Long Before Opioids, How the Sackler’s Got Started

A 1956 story of Pharmaceutical Corruption

In 1956, Dr. Henry Welch was the chief of antibiotics at the FDA. He’d been awarded a Distinguished Service Gold Medal from the US for his development of a system of testing and approving penicillin during the war.

Dr. Welch was the keynote speaker at a conference, the Fourth Annual Symposium on Antibiotics. This event was co-sponsored by the FDA with all expenses paid by MD Publications. This company was run by a psychiatrist Felix Mari-Ibanez. It published two technical journals, Antibiotics and Chemotherapy and Antibiotic Medicine and Clinical Therapy. Dr. Welch co-edited these along with Marti-Ibanez.

At the conference, Welch in his speech said, “We are now in the third era of antibiotic therapy” and that “synergistic” antibiotics would be successful were traditional antibiotics weren’t.

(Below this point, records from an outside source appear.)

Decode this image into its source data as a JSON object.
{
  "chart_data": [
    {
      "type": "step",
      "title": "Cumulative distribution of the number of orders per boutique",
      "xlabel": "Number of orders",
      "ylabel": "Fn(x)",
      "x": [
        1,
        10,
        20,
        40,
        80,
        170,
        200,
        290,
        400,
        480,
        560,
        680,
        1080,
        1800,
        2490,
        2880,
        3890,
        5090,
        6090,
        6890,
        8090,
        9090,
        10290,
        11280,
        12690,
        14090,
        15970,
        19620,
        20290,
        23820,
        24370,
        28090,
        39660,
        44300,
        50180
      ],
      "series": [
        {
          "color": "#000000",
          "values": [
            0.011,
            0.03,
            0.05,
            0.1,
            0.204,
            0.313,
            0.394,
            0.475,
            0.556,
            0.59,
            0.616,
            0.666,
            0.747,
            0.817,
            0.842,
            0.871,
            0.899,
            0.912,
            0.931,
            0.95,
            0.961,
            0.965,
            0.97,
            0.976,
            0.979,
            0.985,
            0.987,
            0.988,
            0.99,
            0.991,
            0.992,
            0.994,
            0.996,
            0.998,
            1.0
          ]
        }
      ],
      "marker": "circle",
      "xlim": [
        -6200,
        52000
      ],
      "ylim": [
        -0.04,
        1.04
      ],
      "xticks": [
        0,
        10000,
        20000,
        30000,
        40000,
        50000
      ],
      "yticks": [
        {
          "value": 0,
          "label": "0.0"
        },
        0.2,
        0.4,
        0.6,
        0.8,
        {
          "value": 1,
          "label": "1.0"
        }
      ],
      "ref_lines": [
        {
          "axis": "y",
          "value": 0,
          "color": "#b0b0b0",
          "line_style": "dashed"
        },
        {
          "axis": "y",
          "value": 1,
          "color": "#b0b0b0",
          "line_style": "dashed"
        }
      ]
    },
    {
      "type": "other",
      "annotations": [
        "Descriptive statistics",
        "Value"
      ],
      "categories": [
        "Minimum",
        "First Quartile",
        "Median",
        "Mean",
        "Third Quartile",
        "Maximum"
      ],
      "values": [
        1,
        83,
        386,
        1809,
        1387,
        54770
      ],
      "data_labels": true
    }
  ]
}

This was basically the launch party for Pfizer’s new wonder drug, Sigmamycin. Pfizer advertised as the “Third era of antibiotics.” One ad read: “More and More Physicians Find Sigmamycin the Antibiotic Therapy of Choice”. This ad included business cards with eight names, addresses and phone numbers of physicians, touting it was “highly effective” and “clinically proved.”

John Lear was an investigative journalist and science editor at the Saturday Review. Lear tried contacting these doctors in the ad by mail and phone. His mail came back undeliverable. The phone numbers didn’t reach doctors. They were fake.

Pfizer’s own medical director found that 27% of people experienced side effects from Sigmamycin. Their promotions of the drug touted no side effects.

Lear would go on to discuss Dr. Welch about his connections. Welch said, “Where my income comes from is my own business” and that regarding MD Publications, “My only connection is as an editor, for which I receive an honorarium.”

But he was lying.

In a congressional investigation, a copywriter for Pfizer would go on to explain that Welch had submitted his speech ahead of the conference to approval from Pfizer. This copywriter punched it up specifically with talk of the “third era of antibiotics” which was the main claim they’d use in their advertising.

After the symposium, Pfizer purchased 238,000 reprints of Dr. Welch’s speech. As part of Welch’s deal, he received half the income from these reprints. While Pfizer gave a few of these out, most ended up in the garbage. It was simply a legal bribe.

Further investigation revealed the numbers. The FDA paid Welch a salary of $17,500 per year. And between 1953 and 1960 an average of $35892.75 was made from his publishing ventures. He made twice as much from his extra activities than his main job, so who do you think he was ultimately loyal too? Just an honorarium, ha!

When these numbers came out, Dr. Welch resigned in disgrace. He retired to Florida with his pension intact.

This was not an isolated incident. A drug examiner turned whistleblower named Barbara Moulton had spent five years at the FDA before she resigned in protest around that time. She said the agency “failed utterly” in policing the way drugs were marketed and sold. That the FDA bowed to those it regulated. She had even been reprimanded for not being “sufficiently polite to members of the pharmaceutical industry.”

The aforementioned ad for Pfizer was put out by an advertising agency owned by Dr. Arthur Sackler, the main man behind Pfizer’s advertisements, in fact most of those of various pharmaceutical companies. Sackler was also the financial backer for MD Publications.

Subpoenaed letters later revealed that Sackler and Welch communicated personally. That Welch asked for “a little outside help” in funding a new journal.

If the name Sackler sounds familiar to you, it is because of the headlines of the Sackler Family that owned Purdue Pharma, one of the major players in the opioid epidemic. Arthur Sackler was the patriarch, and the playbook they followed was started a long time ago. This story comes from Empire of Pain: The Secret History of the Sackler Dynasty by Patrick Radden Keefe.

Now reflect on this.

Is this same drug company involved in misleading advertising, overstating the benefits while downplaying the side effects?

Has the buying of reprints in medical journals legal bribery loophole ever been closed?

Are there people at the FDA resigning in protest even in the last couple of months?

Are there similar financial connections going on between a web of companies, individuals, and regulators?

Different decade, different people…

Same companies, same regulatory body, same tactics…

Unfortunately, the same story over and over again. That is until we all learn better.